SXAméricas will present the Sounds of Cuba showcase, the first of its kind in the 30 year history of SXSW.
Five Cubans acts – a record – will play at SXSW. The showcase will take place on Friday, March 18 at Speakeasy (412 Congress Ave).
The Cuban groups come from the hip-hop and jazz genres that is sweeping the island nation today. Prior to taking the stage on March 18, Kelvis Ochoa and X Alfonso will speak during the day at the Austin Convention Center about the future of the energetic, eclectic, and brilliantly independent Cuban sound now that the country is beginning to rapidly open up to the rest of the world.
“This is not the first time we have bands from Cuba showcasing at SXSW,” says SXAméricas organizer Alicia Zertuche, “but it is the first time we have a Sounds from Cuba showcase, and an entire night dedicated to bands that currently reside and don’t plan to leave Cuba.”
The Cuban music scene is heating up in 2016. The overwhelming response from Cuban youth to recent music events in Cuba offers a glimpse into what’s happening in real time as the music scene inserts itself into the narrative about Cuba’s new openness and provokes questions about what the future means for them.
The SXSW film, music and technology festival in Austin, Texas is projected to attract some 300,000 people and more than 2,200 artists from all over the world.
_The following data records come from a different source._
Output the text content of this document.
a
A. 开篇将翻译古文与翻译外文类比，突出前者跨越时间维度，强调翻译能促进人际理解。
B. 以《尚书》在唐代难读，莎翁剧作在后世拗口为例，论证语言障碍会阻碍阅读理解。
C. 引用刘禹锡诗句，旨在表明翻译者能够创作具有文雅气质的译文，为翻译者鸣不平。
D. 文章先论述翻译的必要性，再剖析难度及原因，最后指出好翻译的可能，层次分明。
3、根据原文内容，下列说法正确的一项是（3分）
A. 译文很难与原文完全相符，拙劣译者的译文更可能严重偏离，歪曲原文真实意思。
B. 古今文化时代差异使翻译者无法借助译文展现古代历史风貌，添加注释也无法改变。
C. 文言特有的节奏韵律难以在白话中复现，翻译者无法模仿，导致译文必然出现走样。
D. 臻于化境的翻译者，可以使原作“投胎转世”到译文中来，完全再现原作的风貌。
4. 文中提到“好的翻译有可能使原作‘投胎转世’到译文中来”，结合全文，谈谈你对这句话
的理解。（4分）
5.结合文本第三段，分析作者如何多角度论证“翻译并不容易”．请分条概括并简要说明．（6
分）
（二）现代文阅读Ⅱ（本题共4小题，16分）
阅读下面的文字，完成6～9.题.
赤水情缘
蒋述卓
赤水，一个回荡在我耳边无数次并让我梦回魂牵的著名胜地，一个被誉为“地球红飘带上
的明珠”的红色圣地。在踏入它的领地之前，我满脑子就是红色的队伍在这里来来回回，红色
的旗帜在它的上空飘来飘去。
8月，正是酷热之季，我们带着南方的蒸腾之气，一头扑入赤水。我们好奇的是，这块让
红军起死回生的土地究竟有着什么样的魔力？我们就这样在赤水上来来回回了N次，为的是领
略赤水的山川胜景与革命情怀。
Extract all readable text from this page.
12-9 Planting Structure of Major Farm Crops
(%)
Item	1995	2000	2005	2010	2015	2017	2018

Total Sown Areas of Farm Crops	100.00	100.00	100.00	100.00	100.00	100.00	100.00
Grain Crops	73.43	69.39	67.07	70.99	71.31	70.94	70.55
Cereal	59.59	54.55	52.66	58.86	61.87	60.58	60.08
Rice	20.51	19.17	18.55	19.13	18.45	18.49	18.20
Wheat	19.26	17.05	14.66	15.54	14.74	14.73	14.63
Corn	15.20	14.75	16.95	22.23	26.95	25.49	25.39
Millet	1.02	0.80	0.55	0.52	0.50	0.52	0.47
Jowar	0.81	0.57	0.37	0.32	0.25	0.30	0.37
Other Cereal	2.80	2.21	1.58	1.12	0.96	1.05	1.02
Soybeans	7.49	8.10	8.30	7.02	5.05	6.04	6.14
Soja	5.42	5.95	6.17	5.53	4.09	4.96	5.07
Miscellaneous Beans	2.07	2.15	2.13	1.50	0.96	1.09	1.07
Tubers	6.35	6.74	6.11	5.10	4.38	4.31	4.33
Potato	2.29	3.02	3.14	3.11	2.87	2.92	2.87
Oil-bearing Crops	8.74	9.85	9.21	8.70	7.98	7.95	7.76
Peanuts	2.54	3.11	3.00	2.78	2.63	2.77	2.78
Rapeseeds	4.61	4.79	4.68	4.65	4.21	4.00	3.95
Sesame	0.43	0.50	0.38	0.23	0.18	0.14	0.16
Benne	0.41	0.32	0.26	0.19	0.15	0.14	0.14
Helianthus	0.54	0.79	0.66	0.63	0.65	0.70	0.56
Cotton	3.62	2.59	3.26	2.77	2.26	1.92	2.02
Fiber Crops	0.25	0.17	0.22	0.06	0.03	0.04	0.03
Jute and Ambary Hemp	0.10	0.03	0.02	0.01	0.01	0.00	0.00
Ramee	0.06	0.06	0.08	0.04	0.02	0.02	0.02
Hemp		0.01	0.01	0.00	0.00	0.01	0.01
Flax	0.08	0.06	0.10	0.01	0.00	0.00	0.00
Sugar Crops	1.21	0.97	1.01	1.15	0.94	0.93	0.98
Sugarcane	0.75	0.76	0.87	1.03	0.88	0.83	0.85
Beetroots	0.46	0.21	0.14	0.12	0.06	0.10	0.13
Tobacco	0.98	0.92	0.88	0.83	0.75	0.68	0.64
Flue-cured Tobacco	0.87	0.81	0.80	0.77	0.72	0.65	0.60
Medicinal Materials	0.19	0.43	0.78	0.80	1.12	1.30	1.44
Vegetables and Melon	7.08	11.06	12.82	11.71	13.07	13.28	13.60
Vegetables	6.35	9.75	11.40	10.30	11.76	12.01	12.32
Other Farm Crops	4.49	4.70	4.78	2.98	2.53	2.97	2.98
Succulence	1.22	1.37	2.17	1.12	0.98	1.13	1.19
The event occurs over a ten day period – each event theme (film, music and technology) is featured for a set period of days.
The exciting lineup starts with Telmary, a seven-piece band lead by rapper, composer, singer and poet Telmary Díaz, that performs an intriguing mixture of hip-hop and modernized forms of Afro-Cuban music. Telmary has collaborated with many well-known Cuban artists, including Pío Leyva (Buenavista Social Club) and Los Van Van.
Led by drummer Yissy García, daughter of a founding member of the legendary jazz outfit Irakere, Yissy & Bandancha is an Afro-Latin Jazz quintet that moves with ease from Funk to popular Cuban music to R&B and electronica while retaining a very Cuban sound.
At just 23 years of age, Daymé Arocena is already making waves in international jazz scenes with her powerful, sultry voice and unique brand of R&B-tinged Latin Jazz. Her 2015 debut album Nueva Era was selected by NPR as one of the best 50 albums of the year.
X-Alfonso (pronounced Equis Alfonso) y La Flota bring a mixture of jazz, hip-hop, Cuban folklore, funk, electronica, and other contemporary sounds. Before forming La Flota, Alfonso was the singer and co-composer for the legendary Cuban group Síntesis, a pioneer band that explored the fusion between Afro-Cuban music—Cuban roots—and contemporary sounds.
Finishing the evening is Kelvis Ochoa, a vital force in Cuban music today who seamlessly blends traditional rhythms like son, sucu sucu, cha cha cha, songo, conga, merengue, and milonga with funk, rock and pop influences to create infectious, extremely danceable music.